How to Do Warrior I (Virabhadrasana I)
Warrior I is one of yoga’s foundation poses, included in just about every style of asana practice. Not surprisingly, there are a few different ways of approaching the posture including slight variations in alignment strategies. We find that for most bodies if you prioritise a squared hip it works best to take the feet slightly wider apart. (See our in-depth guide to hip alignment for much more on the squared hip position.) This stance is often described as standing on railroad tracks (feet on parallel lines) instead of a tightrope (feet on one line), and the extra width allows a little more room for your sacroiliac joint to find ease in the posture so if you have lower back issues this is a particularly good idea. Happily, Liforme’s AlignForMe system makes it easy to see and feel the difference and decide what works for you, and, crucially, the markers will help you to align your hips evenly when you do the posture on each side. In the upper body, we recommend back-bending that focuses on heart opening rather than lumbar extension. It’s all described in detail with lots of options below!
Benefits of Warrior I
• Strengthens the legs, back, shoulders, arms and core.
• Stretches the hamstrings, intercostals muscles, chest, shoulders, and the all-important psoas.
• Improves balance and body awareness.
1. Begin in Downward Facing Dog. On an exhalation, step your right foot forward to the inside of your right hand. Bend your right knee directly over your right ankle.
2. Pivot on the ball of your left foot to bring your heel toward the Central Line on your Liforme mat. Drop your left heel onto the mat using the 45-degree Line to gauge the angle that feels comfortable to you. For many people, the back foot at about 45 degrees works well but we may adjust this later to help square the hips forward.
3. If you’re going for the tightrope alignment, use the Central Line to make sure that your front heel aligns with your back heel. To go for more of a railroad track configuration, scoot each foot out toward the edges of the mat (away from the Central line), as far as you need to go to feel that space in the SI joint. This is the alignment with the greatest stability.
4. Once you have your feet set up, bring your hands to your hips and on an inhalation, rise up to stack your shoulders over your hips.
5. We’re pausing with the hands on the hips for a few breaths to check our hip alignment (you don’t have to do this every time but it’s instructive to revisit periodically). The idea is to direct both hip points toward the front of the mat like two car headlights so the hips are level and squared. Generally, the back leg needs to rotate strongly inward to bring that hip forward a bit. Make sure to keep both heels grounded throughout. If it seems like a good idea to step your feet a little wider at this point, go ahead. You may also find it helpful to narrow the angle of your back foot’s turnout here.

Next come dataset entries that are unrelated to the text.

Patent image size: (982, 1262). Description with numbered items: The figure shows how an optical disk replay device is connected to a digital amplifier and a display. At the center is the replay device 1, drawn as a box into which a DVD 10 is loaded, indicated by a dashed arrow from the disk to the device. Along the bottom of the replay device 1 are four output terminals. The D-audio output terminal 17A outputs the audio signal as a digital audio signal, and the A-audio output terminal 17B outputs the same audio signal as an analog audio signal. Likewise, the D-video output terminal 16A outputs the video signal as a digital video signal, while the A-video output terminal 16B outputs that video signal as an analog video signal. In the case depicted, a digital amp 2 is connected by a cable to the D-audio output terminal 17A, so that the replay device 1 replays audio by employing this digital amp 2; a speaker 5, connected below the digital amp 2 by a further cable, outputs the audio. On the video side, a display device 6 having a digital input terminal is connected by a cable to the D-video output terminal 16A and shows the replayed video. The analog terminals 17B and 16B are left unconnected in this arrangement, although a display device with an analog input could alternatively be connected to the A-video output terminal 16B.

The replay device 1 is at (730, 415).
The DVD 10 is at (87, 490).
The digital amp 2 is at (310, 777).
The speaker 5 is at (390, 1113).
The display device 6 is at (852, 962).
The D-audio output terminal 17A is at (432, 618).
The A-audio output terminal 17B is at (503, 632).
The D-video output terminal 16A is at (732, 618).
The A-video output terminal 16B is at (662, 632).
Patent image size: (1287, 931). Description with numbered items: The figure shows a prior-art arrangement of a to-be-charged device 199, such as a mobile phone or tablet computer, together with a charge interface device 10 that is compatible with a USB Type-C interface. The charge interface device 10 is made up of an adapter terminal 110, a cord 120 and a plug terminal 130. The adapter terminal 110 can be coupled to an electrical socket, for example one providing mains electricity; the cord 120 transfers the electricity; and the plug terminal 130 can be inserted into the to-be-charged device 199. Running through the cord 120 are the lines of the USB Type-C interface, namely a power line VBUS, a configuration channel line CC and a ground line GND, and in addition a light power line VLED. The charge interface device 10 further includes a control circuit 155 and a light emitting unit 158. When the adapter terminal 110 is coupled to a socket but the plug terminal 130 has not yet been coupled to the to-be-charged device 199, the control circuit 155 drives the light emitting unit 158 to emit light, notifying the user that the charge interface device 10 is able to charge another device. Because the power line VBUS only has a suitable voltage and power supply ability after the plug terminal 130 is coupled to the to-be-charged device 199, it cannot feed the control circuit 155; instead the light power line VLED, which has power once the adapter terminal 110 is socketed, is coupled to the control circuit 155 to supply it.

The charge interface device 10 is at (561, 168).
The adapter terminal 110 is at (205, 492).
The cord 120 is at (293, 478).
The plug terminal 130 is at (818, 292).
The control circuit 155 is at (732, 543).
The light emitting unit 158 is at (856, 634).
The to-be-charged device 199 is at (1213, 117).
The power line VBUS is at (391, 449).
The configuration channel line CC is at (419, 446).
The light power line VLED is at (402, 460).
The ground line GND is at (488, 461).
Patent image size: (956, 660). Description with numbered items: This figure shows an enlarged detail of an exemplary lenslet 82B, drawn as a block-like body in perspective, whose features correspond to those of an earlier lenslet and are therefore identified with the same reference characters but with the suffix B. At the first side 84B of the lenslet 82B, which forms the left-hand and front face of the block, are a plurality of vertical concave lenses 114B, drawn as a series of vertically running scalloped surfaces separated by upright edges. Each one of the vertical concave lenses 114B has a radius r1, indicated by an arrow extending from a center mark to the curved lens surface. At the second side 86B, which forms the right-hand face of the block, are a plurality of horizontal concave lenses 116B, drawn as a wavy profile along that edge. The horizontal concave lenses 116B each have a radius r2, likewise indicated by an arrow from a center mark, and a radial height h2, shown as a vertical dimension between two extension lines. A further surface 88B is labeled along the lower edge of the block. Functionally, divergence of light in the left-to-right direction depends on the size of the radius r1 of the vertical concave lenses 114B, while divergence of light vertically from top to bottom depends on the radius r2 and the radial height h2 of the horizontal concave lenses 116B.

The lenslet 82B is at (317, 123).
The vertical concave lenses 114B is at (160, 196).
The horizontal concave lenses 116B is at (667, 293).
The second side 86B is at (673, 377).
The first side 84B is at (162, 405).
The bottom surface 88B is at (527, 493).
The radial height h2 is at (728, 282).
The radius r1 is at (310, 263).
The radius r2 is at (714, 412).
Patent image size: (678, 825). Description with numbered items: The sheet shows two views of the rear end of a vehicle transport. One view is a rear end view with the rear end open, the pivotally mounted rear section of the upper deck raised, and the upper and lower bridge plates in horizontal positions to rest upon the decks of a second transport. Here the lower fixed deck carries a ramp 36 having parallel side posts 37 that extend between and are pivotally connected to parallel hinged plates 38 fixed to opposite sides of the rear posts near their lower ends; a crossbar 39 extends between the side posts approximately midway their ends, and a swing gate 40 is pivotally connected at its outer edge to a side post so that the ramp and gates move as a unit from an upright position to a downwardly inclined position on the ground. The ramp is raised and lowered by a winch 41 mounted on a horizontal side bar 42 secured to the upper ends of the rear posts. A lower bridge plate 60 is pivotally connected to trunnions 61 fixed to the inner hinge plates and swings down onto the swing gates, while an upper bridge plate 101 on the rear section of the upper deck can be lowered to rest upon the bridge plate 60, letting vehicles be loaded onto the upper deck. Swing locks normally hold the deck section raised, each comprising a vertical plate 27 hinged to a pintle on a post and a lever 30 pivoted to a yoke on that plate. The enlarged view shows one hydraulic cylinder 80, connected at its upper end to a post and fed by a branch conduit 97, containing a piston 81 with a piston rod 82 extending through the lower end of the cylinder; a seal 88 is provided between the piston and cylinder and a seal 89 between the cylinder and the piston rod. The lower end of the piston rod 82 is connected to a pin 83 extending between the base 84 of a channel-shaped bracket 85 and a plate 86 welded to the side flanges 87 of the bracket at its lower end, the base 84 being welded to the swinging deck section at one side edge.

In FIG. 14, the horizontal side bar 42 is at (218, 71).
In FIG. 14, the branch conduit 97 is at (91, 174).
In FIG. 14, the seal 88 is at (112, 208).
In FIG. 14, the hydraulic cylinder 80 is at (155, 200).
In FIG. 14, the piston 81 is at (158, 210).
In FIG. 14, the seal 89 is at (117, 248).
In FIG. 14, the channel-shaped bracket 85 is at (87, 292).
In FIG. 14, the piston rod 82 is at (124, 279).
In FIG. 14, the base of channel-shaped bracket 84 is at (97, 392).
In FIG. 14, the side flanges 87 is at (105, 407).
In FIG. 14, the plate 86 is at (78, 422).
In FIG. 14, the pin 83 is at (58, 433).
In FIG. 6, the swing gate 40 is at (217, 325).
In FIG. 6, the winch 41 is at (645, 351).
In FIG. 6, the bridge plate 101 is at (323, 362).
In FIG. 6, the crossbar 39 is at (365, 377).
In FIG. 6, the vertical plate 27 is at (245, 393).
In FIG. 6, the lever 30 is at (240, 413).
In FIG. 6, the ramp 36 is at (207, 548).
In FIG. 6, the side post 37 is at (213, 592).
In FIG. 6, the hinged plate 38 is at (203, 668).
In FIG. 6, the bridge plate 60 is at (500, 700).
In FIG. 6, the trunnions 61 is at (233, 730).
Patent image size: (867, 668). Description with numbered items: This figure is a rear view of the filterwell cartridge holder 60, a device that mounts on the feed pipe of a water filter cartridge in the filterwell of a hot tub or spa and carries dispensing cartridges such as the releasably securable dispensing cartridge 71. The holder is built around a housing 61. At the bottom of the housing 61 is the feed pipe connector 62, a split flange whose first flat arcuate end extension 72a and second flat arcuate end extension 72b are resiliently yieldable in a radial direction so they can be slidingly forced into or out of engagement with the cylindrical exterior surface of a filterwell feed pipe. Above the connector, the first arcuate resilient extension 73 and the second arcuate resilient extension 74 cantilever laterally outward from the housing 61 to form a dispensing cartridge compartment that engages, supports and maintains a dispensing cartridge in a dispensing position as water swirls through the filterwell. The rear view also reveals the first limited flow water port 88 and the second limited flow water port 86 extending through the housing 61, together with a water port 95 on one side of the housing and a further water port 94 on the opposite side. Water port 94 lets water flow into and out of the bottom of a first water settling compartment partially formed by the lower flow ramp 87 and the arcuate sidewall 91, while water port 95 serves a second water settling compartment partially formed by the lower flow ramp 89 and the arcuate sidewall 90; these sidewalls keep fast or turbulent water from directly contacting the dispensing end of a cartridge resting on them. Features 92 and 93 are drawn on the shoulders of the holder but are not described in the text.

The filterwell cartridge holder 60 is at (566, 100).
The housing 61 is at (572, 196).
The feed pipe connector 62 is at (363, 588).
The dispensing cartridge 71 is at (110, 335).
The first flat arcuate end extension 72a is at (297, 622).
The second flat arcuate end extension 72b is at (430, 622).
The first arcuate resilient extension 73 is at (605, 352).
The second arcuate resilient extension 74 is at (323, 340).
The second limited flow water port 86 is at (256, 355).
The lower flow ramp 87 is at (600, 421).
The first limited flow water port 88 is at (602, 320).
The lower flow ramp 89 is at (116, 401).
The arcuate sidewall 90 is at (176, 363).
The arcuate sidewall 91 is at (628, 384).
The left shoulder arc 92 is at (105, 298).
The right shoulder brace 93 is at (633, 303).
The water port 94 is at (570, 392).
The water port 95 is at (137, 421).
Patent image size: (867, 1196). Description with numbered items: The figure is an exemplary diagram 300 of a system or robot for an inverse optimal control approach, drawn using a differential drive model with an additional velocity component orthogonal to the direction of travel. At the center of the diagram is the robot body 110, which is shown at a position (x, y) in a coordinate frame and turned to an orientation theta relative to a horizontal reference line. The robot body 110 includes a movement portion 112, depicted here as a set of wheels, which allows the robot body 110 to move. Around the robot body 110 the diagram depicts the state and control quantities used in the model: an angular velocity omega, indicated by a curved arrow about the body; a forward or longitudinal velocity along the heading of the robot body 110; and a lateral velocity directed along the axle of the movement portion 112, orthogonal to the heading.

6. Bend your right knee so that it comes directly over your right ankle. Bring your right thigh as close to parallel to the floor as possible, bearing in mind that it takes time to build up the strength and flexibility for this.
7. Hug your thigh muscles to the bone on each leg to strengthen your foundation. Ground through both feet, paying particular attention to the left heel. Make sure the left leg stays straight and long throughout the pose.
8. Once you feel like your base is stable, inhale to lift your arms up. There are a lot of variations for the arm position as well. The pose is often shown with the arms straight, palms pressed together overhead, and the gaze up at the thumbs. This is one option, but it’s hard to relax your shoulders in this position and it can create an awkward angle for the neck. For many people, it’s much more comfortable to keep the arms parallel to one another with the palms facing but not touching. Then you can continue to move your shoulders away from your ears and take the gaze either slightly upwards or straight ahead. If the shoulders are particularly sensitive, try bringing the arms into a cactus shape instead.
9. Now that your arms are sorted, let’s talk about the spine. Once again, you have options. Warrior I is sometimes treated like a backbend but that can compromise the hip alignment that we have worked so hard for and crunch the lower back. Instead, take the opportunity to open the chest and take a slight extension of the upper spine. Keep your navel drawing gently toward your spine.
10. Once you’ve made all your decisions and calibrated your alignment, take several breaths to just be in the pose. No yoga posture is ever static. Constant fluctuations and adjustments are to be expected. Chances are that in a flow class, you’re not going to have time to focus on each part of the pose at such a granular level. That’s why it’s important to occasionally spend some time with this posture and get the alignment you want back into your muscle memory.
The steps described above bring you into one of the most accessible versions of the pose. Your teacher may instruct it differently and you may find that some other configuration works better for your body. We’re cool with that. Whatever alignment you choose, Liforme’s amazing grip and alignment guides are there to support you.